Some fish species possess a PXR but not a CAR gene [42], [43]. Compared to mammals, there is little information about what genes PXR is regulating in fish. However, there were correlations between activation of PXR and the PXR-regulated genes MDR1 and CYP3A in fish [43]. Two microarray studies have been recently published revealing the gene expression changes in the livers of common carp or rare minnow after PFAA exposure. Both studies observed alterations in a number of XMEs after exposure [44], [45]. Studies in which different species of fish were exposed to activators of PPARα revealed species differences in PPARα-like responses. Catfish, bluegill, rainbow trout and zebrafish were responsive; medaka were marginally responsive; and common carp and sea bass were non-responsive [46], [47], [48], [49], [50], [51]. In fathead minnows, there were minor increases in palmitoyl-CoA oxidase activity (an indicator of PPARα activation) in livers after exposure to PFOA; these increases were observed at one low concentration but not higher concentrations [52]. The microarray studies in rare minnow and common carp did not show evidence for activation of PPARα by PFAAs [44], [45]. Overall, studies in the livers of birds and fish provide some marginal evidence that CAR/PXR-regulated responses are playing a role in gene expression changes after exposure to PFAAs.
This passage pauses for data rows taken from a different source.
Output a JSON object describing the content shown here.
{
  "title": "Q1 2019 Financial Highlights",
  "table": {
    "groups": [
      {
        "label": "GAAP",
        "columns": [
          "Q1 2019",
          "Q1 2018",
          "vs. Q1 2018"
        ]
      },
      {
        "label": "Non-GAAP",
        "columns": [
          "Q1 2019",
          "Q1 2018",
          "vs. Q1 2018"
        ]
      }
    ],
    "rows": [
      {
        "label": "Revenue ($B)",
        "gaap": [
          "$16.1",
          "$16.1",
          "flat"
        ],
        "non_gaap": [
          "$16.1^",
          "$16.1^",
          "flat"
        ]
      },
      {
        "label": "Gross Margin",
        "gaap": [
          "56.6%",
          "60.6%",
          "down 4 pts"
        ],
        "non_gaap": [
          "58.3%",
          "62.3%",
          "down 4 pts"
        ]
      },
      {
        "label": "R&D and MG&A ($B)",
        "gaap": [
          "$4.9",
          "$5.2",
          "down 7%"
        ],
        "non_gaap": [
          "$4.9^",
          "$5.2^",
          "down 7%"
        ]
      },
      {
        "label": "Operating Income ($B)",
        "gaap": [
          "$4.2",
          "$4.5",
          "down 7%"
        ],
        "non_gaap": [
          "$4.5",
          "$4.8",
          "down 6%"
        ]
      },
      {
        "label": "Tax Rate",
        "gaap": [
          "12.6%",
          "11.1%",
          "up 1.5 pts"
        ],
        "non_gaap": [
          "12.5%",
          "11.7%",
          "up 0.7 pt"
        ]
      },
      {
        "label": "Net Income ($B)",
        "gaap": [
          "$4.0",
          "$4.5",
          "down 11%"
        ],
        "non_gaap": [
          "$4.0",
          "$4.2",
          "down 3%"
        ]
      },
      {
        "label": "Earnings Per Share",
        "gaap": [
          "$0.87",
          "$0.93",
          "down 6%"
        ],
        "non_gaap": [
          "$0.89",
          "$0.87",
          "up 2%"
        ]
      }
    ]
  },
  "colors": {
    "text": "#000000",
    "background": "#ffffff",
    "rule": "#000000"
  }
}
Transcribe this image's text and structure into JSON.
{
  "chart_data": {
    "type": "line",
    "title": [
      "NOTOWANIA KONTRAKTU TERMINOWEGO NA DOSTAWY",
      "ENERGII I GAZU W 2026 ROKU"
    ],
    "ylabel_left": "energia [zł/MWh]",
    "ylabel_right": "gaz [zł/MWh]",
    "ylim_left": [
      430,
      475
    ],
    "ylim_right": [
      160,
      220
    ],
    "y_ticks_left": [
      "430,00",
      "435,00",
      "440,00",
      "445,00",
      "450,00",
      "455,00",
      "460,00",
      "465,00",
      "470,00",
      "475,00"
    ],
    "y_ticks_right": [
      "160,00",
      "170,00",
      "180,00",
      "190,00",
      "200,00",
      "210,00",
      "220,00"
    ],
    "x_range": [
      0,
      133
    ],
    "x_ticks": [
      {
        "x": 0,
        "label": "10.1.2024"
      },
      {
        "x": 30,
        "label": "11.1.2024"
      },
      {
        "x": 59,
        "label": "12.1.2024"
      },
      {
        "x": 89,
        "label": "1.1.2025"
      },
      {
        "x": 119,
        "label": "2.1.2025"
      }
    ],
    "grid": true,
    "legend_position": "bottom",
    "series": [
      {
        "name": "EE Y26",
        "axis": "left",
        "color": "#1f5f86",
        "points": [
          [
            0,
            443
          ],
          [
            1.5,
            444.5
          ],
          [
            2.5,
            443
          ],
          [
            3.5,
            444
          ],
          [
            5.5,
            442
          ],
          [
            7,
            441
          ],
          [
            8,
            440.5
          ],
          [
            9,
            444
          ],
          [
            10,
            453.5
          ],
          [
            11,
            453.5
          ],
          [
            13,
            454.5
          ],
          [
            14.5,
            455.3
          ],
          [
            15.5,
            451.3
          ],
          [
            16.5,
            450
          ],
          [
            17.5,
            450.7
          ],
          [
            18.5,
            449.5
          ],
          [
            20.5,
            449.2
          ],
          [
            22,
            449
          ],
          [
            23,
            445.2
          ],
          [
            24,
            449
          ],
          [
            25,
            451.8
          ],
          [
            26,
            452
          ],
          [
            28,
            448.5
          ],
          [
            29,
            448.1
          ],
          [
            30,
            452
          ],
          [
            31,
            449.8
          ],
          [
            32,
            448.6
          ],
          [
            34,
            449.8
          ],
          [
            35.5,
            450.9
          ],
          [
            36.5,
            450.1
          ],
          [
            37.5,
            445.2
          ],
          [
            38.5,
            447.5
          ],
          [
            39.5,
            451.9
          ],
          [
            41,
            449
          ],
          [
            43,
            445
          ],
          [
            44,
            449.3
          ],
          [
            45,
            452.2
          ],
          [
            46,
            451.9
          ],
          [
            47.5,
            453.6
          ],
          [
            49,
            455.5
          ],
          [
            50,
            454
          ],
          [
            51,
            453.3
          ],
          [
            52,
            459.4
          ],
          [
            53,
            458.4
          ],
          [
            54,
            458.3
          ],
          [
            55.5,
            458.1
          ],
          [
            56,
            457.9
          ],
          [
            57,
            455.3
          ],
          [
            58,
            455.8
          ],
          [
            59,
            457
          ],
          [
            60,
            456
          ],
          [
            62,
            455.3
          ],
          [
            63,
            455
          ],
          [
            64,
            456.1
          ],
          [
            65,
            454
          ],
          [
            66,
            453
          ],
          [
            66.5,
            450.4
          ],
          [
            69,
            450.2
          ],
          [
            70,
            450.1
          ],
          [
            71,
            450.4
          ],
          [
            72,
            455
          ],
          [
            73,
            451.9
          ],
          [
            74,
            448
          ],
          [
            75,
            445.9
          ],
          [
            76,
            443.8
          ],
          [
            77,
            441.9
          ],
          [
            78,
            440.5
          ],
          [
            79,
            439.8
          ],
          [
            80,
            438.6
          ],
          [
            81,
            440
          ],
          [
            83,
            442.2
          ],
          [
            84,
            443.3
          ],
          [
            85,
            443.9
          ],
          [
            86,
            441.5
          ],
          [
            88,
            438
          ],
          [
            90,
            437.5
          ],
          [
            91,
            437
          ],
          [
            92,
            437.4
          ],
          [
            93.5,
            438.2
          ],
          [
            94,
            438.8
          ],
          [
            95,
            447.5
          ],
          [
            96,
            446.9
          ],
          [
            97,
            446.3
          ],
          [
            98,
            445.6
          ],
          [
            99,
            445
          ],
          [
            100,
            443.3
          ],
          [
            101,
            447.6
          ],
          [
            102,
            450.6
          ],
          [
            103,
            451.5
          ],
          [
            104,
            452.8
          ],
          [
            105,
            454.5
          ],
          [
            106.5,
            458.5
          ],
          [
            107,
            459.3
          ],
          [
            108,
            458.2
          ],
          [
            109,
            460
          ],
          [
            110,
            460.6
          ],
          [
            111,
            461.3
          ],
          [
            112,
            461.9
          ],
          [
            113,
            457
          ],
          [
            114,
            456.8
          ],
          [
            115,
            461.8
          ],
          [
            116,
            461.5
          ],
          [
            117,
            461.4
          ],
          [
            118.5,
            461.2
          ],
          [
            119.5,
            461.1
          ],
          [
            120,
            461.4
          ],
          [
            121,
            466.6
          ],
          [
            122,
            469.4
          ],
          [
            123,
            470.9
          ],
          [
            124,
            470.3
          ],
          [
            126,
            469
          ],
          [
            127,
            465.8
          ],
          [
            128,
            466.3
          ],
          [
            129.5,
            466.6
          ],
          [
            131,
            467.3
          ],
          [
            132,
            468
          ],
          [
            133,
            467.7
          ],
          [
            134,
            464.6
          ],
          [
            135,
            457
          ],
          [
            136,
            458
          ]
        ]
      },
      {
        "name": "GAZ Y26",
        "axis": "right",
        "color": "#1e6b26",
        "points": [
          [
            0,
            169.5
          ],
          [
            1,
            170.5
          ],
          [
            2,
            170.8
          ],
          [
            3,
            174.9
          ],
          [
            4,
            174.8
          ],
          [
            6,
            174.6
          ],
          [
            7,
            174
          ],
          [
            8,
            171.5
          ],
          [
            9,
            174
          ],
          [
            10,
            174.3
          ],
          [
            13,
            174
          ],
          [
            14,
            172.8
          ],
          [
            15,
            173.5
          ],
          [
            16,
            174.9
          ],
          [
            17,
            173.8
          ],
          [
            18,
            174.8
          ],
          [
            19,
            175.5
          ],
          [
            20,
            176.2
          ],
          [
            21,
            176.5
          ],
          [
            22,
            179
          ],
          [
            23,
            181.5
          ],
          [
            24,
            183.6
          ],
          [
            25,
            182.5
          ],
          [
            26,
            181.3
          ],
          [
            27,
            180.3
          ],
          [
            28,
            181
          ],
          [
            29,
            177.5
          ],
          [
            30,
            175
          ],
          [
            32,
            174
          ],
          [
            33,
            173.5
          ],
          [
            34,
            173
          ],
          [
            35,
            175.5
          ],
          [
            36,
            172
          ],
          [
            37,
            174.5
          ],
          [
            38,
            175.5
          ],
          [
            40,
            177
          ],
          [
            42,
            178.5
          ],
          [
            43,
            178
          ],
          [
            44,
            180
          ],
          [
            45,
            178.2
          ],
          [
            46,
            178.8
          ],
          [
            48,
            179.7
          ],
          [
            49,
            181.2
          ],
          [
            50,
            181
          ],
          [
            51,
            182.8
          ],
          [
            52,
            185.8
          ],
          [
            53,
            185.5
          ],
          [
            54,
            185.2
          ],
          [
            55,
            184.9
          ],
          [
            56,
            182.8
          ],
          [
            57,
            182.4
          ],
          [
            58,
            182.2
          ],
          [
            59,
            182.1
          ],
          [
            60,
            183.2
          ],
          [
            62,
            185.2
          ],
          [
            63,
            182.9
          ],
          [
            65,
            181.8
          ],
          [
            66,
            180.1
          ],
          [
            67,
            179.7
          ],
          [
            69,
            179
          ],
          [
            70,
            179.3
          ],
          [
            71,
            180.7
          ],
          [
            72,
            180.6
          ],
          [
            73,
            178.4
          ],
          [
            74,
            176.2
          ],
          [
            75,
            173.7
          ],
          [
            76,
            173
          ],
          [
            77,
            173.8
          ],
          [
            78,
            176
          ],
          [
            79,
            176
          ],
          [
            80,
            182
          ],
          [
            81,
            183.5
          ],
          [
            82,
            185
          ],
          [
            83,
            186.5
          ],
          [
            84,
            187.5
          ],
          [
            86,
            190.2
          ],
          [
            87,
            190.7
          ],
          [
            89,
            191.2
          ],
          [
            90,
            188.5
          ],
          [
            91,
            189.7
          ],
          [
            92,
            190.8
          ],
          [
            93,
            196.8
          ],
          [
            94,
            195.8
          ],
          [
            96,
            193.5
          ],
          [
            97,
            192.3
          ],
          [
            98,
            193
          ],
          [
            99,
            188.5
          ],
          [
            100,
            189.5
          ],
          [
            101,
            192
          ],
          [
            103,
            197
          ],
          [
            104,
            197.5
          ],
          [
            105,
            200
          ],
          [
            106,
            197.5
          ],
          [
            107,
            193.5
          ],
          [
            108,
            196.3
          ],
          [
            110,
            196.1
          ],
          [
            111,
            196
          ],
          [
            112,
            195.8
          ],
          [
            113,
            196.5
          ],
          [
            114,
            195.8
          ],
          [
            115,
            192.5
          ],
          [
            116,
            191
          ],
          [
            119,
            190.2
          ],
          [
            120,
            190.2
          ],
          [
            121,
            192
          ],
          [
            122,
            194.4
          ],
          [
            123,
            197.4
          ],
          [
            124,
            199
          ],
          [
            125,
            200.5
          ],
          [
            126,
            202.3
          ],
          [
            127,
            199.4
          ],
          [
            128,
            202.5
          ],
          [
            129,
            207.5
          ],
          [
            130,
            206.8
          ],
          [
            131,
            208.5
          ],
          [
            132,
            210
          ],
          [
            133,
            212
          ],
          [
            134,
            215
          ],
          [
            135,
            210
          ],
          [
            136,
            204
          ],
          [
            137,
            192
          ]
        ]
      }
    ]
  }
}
Understanding the mechanism of chemical toxicity in the rat is hampered by the lack of genetic models abundantly available in mice. However, toxicogenomic analyses in which global gene expression profiles of chemicals with different modes of action are directly compared can be invaluable to make predictions as to the molecular basis for toxicity. Given that the microarray profiles in the rat liver after exposure to PFOA and PFOS indicated the involvement of CAR and PXR [30], we compared the profiles produced by PFOA and PFOS from available studies to known activators of CAR, PXR, and PPARα in rat liver. Additionally, we reanalyzed and reviewed microarray data from birds and fish after PFAA exposure to determine if transcriptional responses could be attributable to activation of xenobiotic-responsive nuclear receptors. Finally, we make correlations between expression of CAR and regulated genes in the livers of different human populations and levels of PFAAs in their blood.